The Audi origins of plenty of its key stuff are unmistakable thanks to Porsche’s Ingolstadt sibling taking the engineering lead for the Cayenne’s MLB Evo large vehicle architecture.
What makes the Cayenne S the special one is the way it does so much more than the Turbo, with less. Its fewer cylinders break with V6 convention by delivering a song that’s not just smooth, but sweet and enthusiastic for revs, in a way the brutal biturbo V8 just isn’t.
It’s a composed powertrain in every situation. It’s smooth and clean at idle, starting with a gruff bellow and settling into a satin rhythm that belies its relationship to the slightly coarser, flatter 3.0l V6. Beyond there, it’s all torque for a while, with its 550Nm arriving at only 1.800r/min on full throttle, then staying on point until 5,500. The power peak arrives at 5,700 and it’s still there at 6,600, so Porsche has given the Cayenne S 4,800 revs of pure potency.
Its strivings are spotlighted by an eight-speed automatic transmission so effective that, in reality, it turns the wheel-mounted paddle shifters into exquisite alloy sculptures to idly caress in quieter moments. First gear is lower than before and it’s effectively a six-speed transmission with two cruising gears tacked on for fuel economy and reduced cabin noise.
The car’s default Comfort mode gives it longer, unfelt shifts, while its Sport mode hurries them through and makes you feel them more, but not in an uncomfortable way. It’s so good at picking the right gear for each corner that you soon stop bothering about doing it yourself.
The downside is that its throttle response is so much sharper and its shifts so much crisper that, at light throttle around town, it can feel jerky with rougher changes, and you won’t be able to smooth them out on the throttle. It’s a real Sport mode that works at its best with plenty of energy being pushed through the car, especially because it also stiffens the air suspension system.
The Chrono package allows brief overboosting, delivers launch control and has tauter throttle response. It also adds both a customisable Individual mode and a Sport+ mode, which is where things really get wicked. The throttle response tightens up again, ratchets the suspension to an even firmer level and bangs through the gear changes with a crack that you feel through the fixed headrest.
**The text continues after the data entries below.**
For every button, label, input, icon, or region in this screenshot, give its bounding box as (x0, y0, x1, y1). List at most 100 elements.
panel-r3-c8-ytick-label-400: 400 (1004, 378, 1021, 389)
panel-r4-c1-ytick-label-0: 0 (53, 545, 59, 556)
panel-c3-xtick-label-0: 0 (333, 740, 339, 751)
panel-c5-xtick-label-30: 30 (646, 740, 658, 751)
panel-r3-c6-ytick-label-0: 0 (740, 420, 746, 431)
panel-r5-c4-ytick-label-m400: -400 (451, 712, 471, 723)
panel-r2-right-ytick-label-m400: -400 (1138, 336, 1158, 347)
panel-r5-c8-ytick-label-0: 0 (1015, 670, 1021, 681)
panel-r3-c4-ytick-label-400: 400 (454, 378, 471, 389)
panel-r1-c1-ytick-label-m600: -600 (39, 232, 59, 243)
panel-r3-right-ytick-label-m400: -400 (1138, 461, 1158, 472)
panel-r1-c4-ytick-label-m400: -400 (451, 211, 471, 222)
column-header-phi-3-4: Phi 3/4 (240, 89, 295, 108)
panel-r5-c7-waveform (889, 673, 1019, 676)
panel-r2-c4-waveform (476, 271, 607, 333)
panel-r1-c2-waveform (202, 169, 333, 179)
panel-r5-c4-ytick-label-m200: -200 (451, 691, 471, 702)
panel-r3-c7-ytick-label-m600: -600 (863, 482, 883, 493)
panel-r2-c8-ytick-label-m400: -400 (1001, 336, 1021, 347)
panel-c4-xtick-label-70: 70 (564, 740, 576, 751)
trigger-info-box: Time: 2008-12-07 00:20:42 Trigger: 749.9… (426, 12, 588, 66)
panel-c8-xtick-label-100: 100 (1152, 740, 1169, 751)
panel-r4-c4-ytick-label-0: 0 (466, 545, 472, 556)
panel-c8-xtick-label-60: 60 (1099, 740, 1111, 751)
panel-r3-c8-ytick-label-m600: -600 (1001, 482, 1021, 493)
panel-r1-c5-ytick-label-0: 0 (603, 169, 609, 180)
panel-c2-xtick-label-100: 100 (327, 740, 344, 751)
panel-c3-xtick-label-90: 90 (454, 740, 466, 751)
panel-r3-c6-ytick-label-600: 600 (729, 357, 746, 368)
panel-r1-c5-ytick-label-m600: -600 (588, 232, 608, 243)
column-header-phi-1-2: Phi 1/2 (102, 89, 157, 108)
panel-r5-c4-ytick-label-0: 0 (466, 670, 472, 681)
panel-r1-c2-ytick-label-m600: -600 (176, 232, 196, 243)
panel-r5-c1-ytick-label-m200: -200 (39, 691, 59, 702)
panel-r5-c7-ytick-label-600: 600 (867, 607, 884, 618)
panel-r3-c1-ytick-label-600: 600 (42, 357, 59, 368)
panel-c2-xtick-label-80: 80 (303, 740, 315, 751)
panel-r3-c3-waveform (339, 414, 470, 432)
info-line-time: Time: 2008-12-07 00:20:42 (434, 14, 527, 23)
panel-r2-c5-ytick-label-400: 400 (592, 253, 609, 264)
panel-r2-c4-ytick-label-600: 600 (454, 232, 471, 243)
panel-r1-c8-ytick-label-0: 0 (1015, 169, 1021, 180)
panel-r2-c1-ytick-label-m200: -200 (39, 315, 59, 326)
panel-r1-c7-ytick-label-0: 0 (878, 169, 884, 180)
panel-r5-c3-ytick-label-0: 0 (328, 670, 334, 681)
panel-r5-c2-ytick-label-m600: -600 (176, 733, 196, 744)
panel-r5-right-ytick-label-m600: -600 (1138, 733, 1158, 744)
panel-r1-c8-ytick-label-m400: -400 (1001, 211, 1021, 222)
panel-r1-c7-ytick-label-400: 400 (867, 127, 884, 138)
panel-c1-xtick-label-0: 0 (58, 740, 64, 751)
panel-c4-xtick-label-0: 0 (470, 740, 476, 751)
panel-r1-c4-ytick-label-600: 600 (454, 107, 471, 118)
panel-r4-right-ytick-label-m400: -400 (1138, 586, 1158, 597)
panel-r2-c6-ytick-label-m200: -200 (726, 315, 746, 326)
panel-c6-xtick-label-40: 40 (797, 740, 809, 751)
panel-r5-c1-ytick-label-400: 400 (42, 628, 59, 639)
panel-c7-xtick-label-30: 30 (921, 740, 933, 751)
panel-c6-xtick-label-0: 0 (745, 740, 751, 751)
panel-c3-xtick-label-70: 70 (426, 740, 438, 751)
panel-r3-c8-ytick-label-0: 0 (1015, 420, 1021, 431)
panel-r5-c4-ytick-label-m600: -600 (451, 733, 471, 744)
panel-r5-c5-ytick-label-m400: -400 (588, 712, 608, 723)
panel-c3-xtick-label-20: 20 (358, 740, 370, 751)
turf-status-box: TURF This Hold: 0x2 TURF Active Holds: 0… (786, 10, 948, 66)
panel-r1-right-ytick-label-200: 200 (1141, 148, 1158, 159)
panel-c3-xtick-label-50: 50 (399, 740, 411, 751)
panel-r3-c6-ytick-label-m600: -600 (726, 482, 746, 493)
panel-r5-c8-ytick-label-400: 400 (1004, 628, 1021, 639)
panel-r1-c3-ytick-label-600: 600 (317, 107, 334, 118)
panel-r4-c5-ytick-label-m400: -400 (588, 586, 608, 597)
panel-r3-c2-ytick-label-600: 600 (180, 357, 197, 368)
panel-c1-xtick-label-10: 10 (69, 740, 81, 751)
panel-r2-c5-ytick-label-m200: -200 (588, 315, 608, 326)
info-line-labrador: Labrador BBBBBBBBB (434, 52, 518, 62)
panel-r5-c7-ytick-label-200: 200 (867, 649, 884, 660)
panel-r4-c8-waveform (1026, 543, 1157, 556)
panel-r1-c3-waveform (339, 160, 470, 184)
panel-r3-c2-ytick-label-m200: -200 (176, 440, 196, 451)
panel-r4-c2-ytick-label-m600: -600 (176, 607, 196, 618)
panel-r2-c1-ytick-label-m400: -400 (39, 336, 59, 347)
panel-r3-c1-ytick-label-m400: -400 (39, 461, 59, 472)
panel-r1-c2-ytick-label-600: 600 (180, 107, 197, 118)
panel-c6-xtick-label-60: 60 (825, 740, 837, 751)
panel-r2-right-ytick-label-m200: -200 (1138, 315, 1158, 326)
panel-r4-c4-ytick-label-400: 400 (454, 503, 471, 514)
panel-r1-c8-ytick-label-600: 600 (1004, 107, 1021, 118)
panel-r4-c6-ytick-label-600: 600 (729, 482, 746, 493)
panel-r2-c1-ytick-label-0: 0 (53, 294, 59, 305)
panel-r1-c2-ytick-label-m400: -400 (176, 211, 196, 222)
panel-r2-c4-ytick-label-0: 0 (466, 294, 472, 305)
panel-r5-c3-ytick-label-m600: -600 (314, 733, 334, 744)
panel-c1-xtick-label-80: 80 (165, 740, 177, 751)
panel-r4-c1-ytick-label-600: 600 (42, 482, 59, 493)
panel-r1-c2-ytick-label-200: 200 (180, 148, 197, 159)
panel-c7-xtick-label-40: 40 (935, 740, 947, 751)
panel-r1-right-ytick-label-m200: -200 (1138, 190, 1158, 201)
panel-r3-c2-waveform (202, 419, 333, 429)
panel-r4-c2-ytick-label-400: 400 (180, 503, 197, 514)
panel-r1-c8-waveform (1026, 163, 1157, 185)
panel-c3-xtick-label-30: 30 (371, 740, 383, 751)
Do you gain from it? Well, no. Perhaps it would help the SUV perform better on a track but in the real world the Cayenne needs the extra initial suspension compliance of the softer Sport mode to deliver its best between the end of its braking and the start of its acceleration.
What it does exceptionally well, though, is demonstrate the breadth of the three-chamber air suspension, which effortlessly spans the conflicting worlds of comfort and all-out attack. Steel springs and conventional dampers are stock items on the Cayenne S in Europe, but Porsche didn’t fit a single Cayenne with them for the launch and Porsche SA says it has yet to confirm final specifications for local models.
The air suspension’s body control is exemplary and its response times are far faster than the clunkier, rather stepping feel of earlier systems. The job of controlling the body is now managed by one computer, which governs the efforts of the air suspension parts and the 48V active antiroll bar.
While the steering weighting (and the wheel itself) is perfect, the steering feedback levels display the architecture’s Audi origins by being flat and stubbornly even, regardless of the road surface or the stress of front tyres. But the chassis balance, suspension feedback and throttle response are all so good it scarcely matters.
It eases through rough urban conditions calmly and the cabin is as quiet as most of the Republican Senators who disagree with President Trump. The seats are brilliant, in the front and (for two people, anyway) in the rear. They’re supportive and leave you fresh after hundreds of difficult kilometres on rough roads.
The genius of the chassis can be seen most clearly over roads that are heavily crowned and erratically chewed and lumped.
Most quick machinery would prefer sticking to the middle to save their decorum, but the Cayenne S is just as fast and comfortable taking the best line for the corner and ignoring the road surface. It also stops stupendously well, thanks in part to 10-piston front callipers, but also to its new tungsten carbide-coated brake discs that are harder wearing, more fade resistant and generate less brake dust.
The interior is a step in the right direction for Porsche, with far fewer buttons and a huge touchscreen infotainment system that takes its lead from smartphone gestures like swiping and pinching.